Replies are listed 'Best First'.
Re: Web Robot
by Abigail-II (Bishop) on Jul 16, 2003 at 22:22 UTC
    For me, there's just one "don't":
    • Don't piss off the owners of the site.

    From that rule, many others can be deduced:

    • Obey robots.txt.
    • Don't flood a site.
    • Don't republish, especially not anything that might be copyrighted.
    • Be very conservative when visiting sites that maintain themselves by showing ads. Anytime you fetch something without fetching the ad(s), it costs them money, without any gain for them.
    • For anything you need to register for, don't do anything that conflicts with their terms of service.

    Remember that your robot will be a guest in other peoples territories. Act accordingly.

    Abigail

      You'll note that most major search engines violate the majority, if not all, of these rules. So don't take them too seriously.

      Don't let that stop you from playing nice though :)

        Most major search engines don't stick to those rules, true. That means that if you use a robots.txt on your site, be aware of that.

        But I think, just because some big companies/search engines don't stick to the rules doesn't mean that you should do the same. I always go by the maxime, don't do unto someone else, what you wouldn't want done to you/your site.
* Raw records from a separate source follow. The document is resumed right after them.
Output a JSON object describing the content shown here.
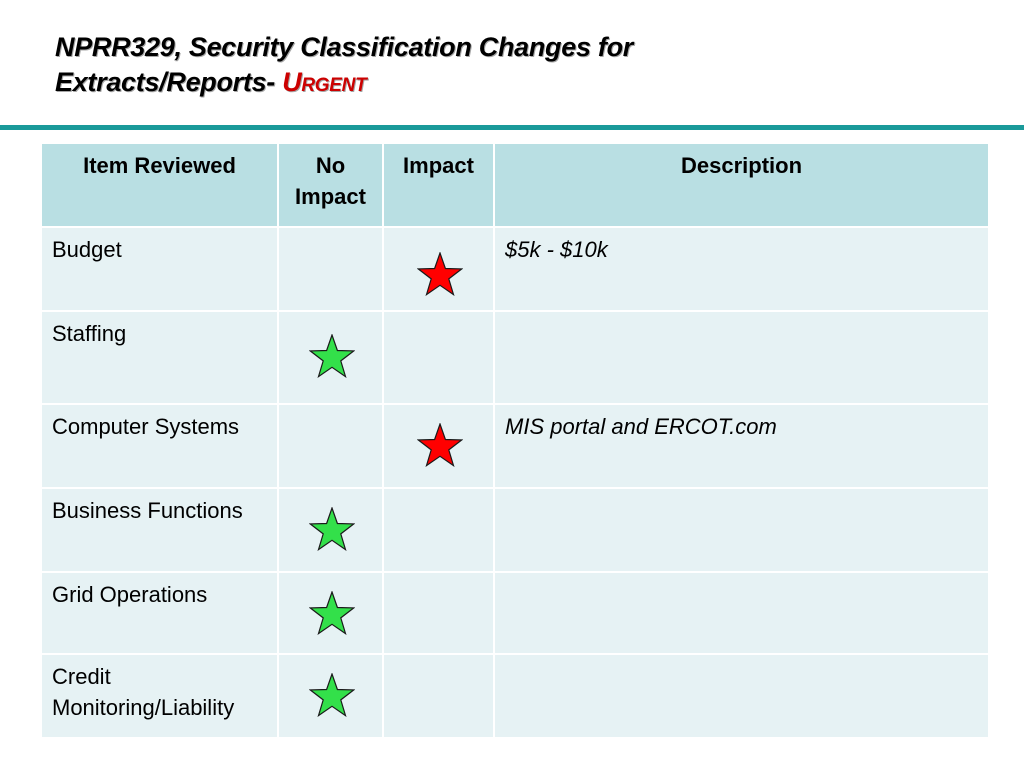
{
  "title": {
    "line1": "NPRR329, Security Classification Changes for",
    "line2": "Extracts/Reports-",
    "urgent": "Urgent"
  },
  "colors": {
    "rule": "#1a9a9a",
    "header_bg": "#b9dfe3",
    "row_bg": "#e6f2f4",
    "urgent": "#cc0000",
    "impact_star": "#ff0000",
    "no_impact_star": "#33e04a"
  },
  "table": {
    "headers": [
      "Item Reviewed",
      "No Impact",
      "Impact",
      "Description"
    ],
    "rows": [
      {
        "item": "Budget",
        "no_impact": false,
        "impact": true,
        "description": "$5k - $10k"
      },
      {
        "item": "Staffing",
        "no_impact": true,
        "impact": false,
        "description": ""
      },
      {
        "item": "Computer Systems",
        "no_impact": false,
        "impact": true,
        "description": "MIS portal and ERCOT.com"
      },
      {
        "item": "Business Functions",
        "no_impact": true,
        "impact": false,
        "description": ""
      },
      {
        "item": "Grid Operations",
        "no_impact": true,
        "impact": false,
        "description": ""
      },
      {
        "item": "Credit Monitoring/Liability",
        "no_impact": true,
        "impact": false,
        "description": ""
      }
    ]
  },
  "icons": {
    "impact": "red-star-icon",
    "no_impact": "green-star-icon"
  }
}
        Just my 2 Rappen (Swiss equivalent to cents).

        --cs

        There are nights when the wolves are silent and only the moon howls. - George Carlin

        The question is ... does this really matter? I mean if your pages are indexed they are more likely to be found, therefore you get more hits, more ad views and in the end more money. So I would not care that much if a search engine flooded my server with requests once a month.

        So IMHO the only violation that might matter is not obeying robots.txt. Actually could someone give me some example of a reasonable robots.txt usage?

        Jenda
        Always code as if the guy who ends up maintaining your code will be a violent psychopath who knows where you live.
           -- Rick Osborne

        Edit by castaway: Closed small tag in signature

Re: Web Robot Exclusion
by simonm (Vicar) on Jul 17, 2003 at 03:15 UTC
    Robots.txt files only appear on a minority of sites, but should always be respected. A good first step is to start with LWP::RobotUA (or LWP::Parallel::RobotUA), which will implement the Robots Exclusion Standard for you.